Wednesday, January 05, 2011

The Twelfth Day Of Christmas

Christmas is for life, not just for Christmas.

This year has been the most low-key Christmas I can remember in ages.

We didn’t send any Christmas cards.  I note on facebook that many friends who normally send cards to friends hadn’t this year; and we received far fewer than usual (from anyone, on facebook or not).  I don’t think this reflects a change in how we communicate – virtual and paper social networking are not mutually exclusive – or a conscious decision – to save on paper waste, or even on the cost of stamps – but a collective somehow just not getting round to it.  If I am honest, the back end of 2010 just took too much emotional energy out of us – nothing dramatic, rather an accumulation of background stuff – and I suspect that this scenario was repeated in homes across the country.

We had a good Christmas – getting to spend some time with relatives, with friends, on our own; though we didn’t get to see everyone we had planned or hoped to see, due to the disruption of the hardest December winter weather for 120 years.  But the most common response we have had when we have been asked “Did you have a good Christmas?” and replied “Yes, we did, thank you” has been “Really?”  Yes, really.  Again, I don’t think this is because people don’t like Christmas – though it is a hard time for those grieving; and expectations and pressures always place additional strain on relationships between family members – but because this year there has been a widespread revising of expectations.

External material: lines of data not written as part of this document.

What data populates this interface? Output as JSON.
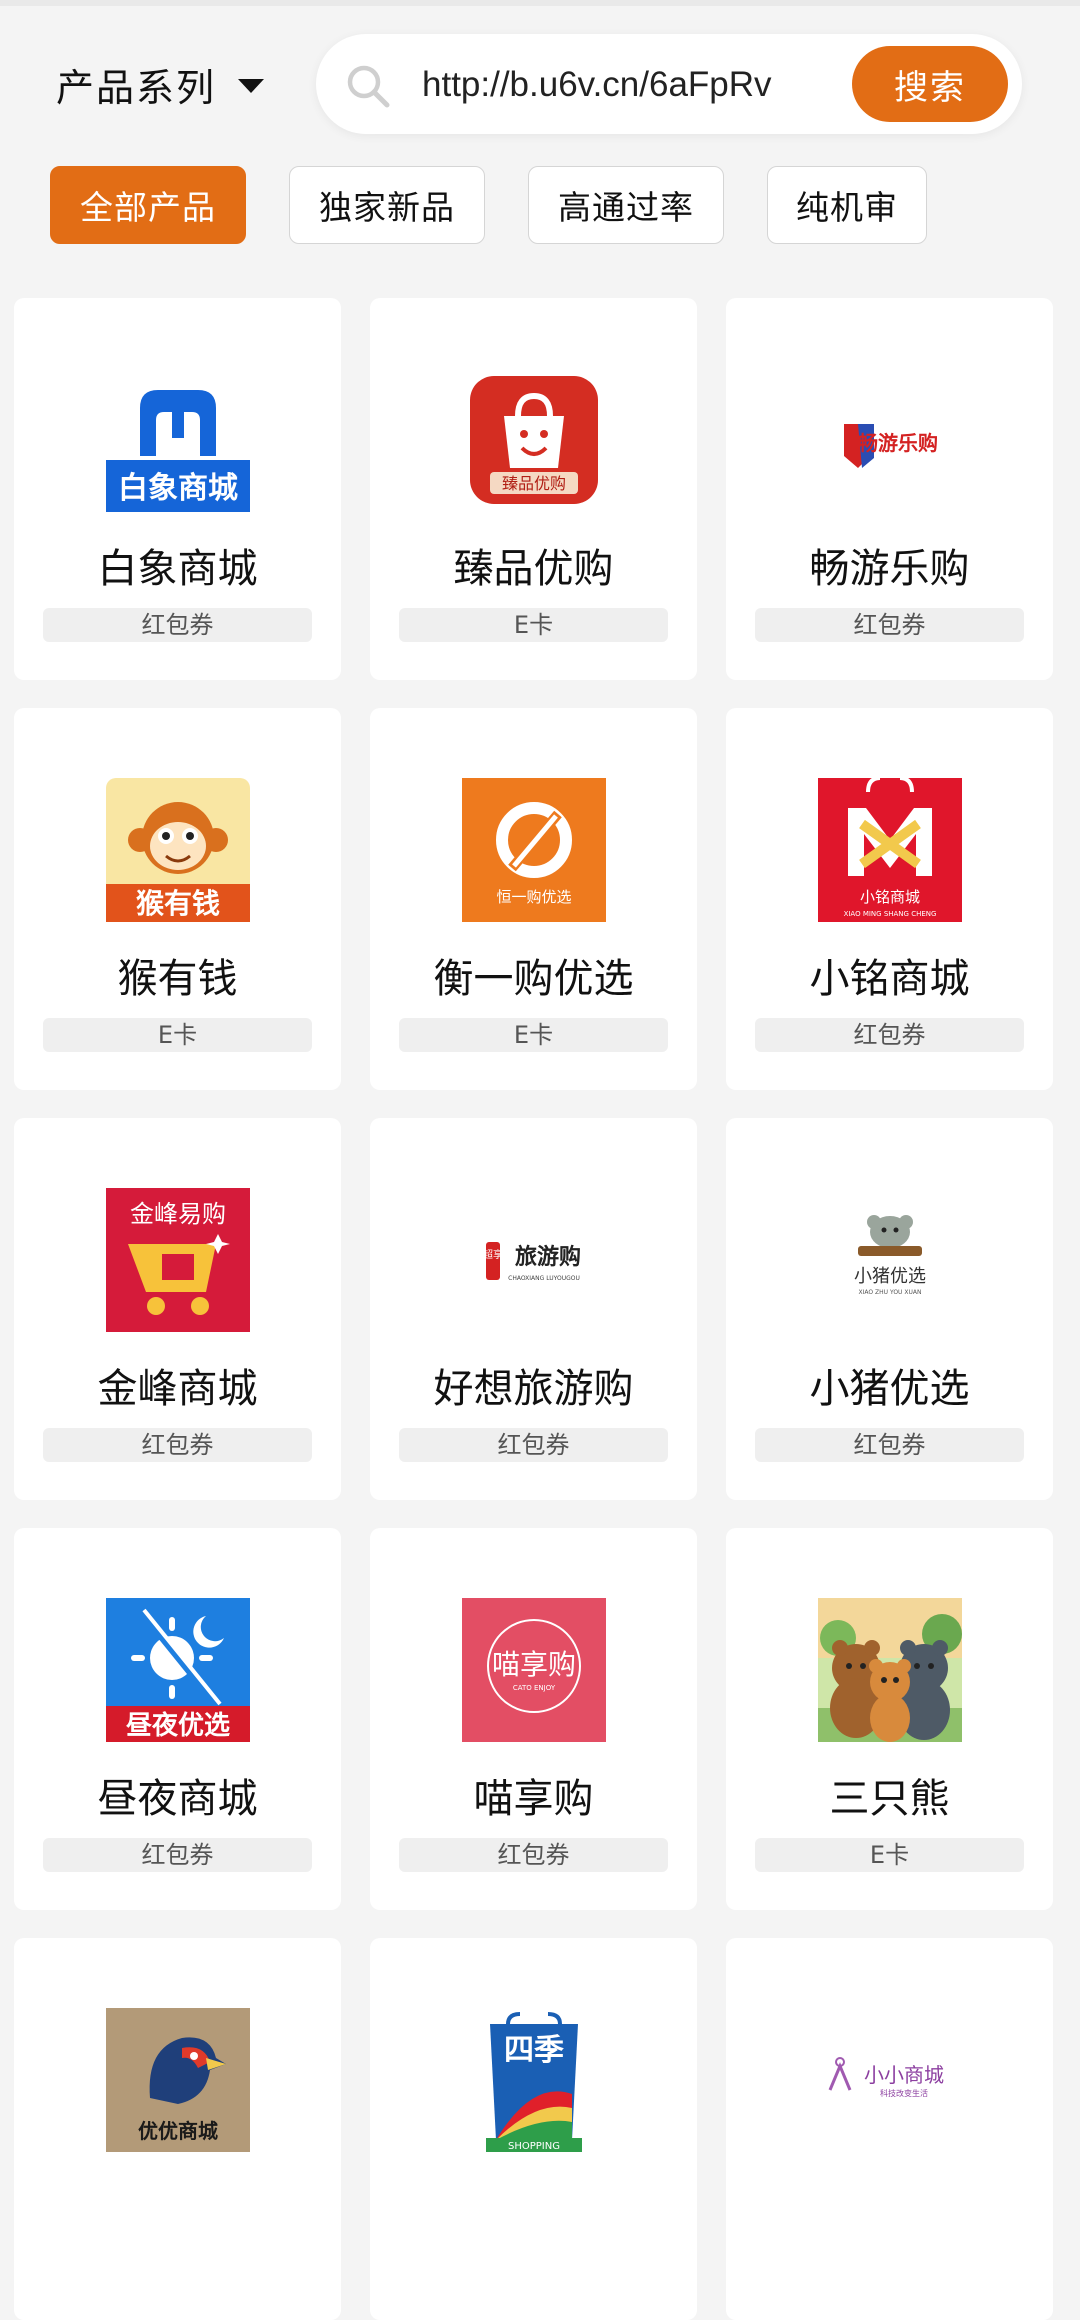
{
  "header": {
    "series_label": "产品系列",
    "search_value": "http://b.u6v.cn/6aFpRv",
    "search_button": "搜索"
  },
  "tabs": [
    "全部产品",
    "独家新品",
    "高通过率",
    "纯机审"
  ],
  "active_tab": 0,
  "colors": {
    "accent": "#e26d15",
    "background": "#f4f4f4"
  },
  "products": [
    {
      "name": "白象商城",
      "tag": "红包券",
      "logo_text": "白象商城",
      "logo": "baixiang-logo"
    },
    {
      "name": "臻品优购",
      "tag": "E卡",
      "logo_text": "臻品优购",
      "logo": "zhenpin-logo"
    },
    {
      "name": "畅游乐购",
      "tag": "红包券",
      "logo_text": "畅游乐购",
      "logo": "changyou-logo"
    },
    {
      "name": "猴有钱",
      "tag": "E卡",
      "logo_text": "猴有钱",
      "logo": "houyouqian-logo"
    },
    {
      "name": "衡一购优选",
      "tag": "E卡",
      "logo_text": "恒一购优选",
      "logo": "hengyigou-logo"
    },
    {
      "name": "小铭商城",
      "tag": "红包券",
      "logo_text": "小铭商城",
      "logo_subtext": "XIAO MING SHANG CHENG",
      "logo": "xiaoming-logo"
    },
    {
      "name": "金峰商城",
      "tag": "红包券",
      "logo_text": "金峰易购",
      "logo": "jinfeng-logo"
    },
    {
      "name": "好想旅游购",
      "tag": "红包券",
      "logo_text": "旅游购",
      "logo_side": "超享",
      "logo_subtext": "CHAOXIANG LUYOUGOU",
      "logo": "lvyougou-logo"
    },
    {
      "name": "小猪优选",
      "tag": "红包券",
      "logo_text": "小猪优选",
      "logo_subtext": "XIAO ZHU YOU XUAN",
      "logo": "xiaozhu-logo"
    },
    {
      "name": "昼夜商城",
      "tag": "红包券",
      "logo_text": "昼夜优选",
      "logo": "zhouye-logo"
    },
    {
      "name": "喵享购",
      "tag": "红包券",
      "logo_text": "喵享购",
      "logo_subtext": "CATO ENJOY",
      "logo": "miaoxiang-logo"
    },
    {
      "name": "三只熊",
      "tag": "E卡",
      "logo_text": "",
      "logo": "bears-logo"
    },
    {
      "name": "",
      "tag": "",
      "logo_text": "优优商城",
      "logo": "youyou-logo"
    },
    {
      "name": "",
      "tag": "",
      "logo_text": "四季",
      "logo_subtext": "SHOPPING",
      "logo": "siji-logo"
    },
    {
      "name": "",
      "tag": "",
      "logo_text": "小小商城",
      "logo_subtext": "科技改变生活",
      "logo": "xiaoxiao-logo"
    }
  ]
}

This is in part conscious: some have spent less (time, effort, money) on Christmas, in the face of impending redundancy in the New Year.  It is in part due to the disruption of heavy snow: more spent less because they couldn’t get to the shops as they had planned, and hesitated even buying online out of concern that deliveries wouldn’t get through.  And it is in part subconscious: a collective response to what is being called Austerity Britain – though some have been facing austerity for a while now, and others are still not feeling the bite.

The fortunes (and I am not speaking simply financially) of a country rise and fall.  As in Joseph’s Egypt (except without his forethought), we may be about to experience years of famine after years of plenty.  We may also be entering a cycle of harsher winters.  Things shift, and though it sometimes takes a while for us to catch up, our responses shift too.  Christmas might be low-key for some years to come now.

And that is alright.  Because Christmas is about recognising that God Is With Us:

in the good years and in the bad years; in the feasting and in the fasting; in our celebrations and in our refraining from celebration.

God being with us, our experience is no less authentic for being extravagant or for being austere.  And, God being with us, our experience is a door through which we can enter-in – and invite others to enter-in – into his life-transforming, world-changing presence.

Christmas is for life, not just for Christmas.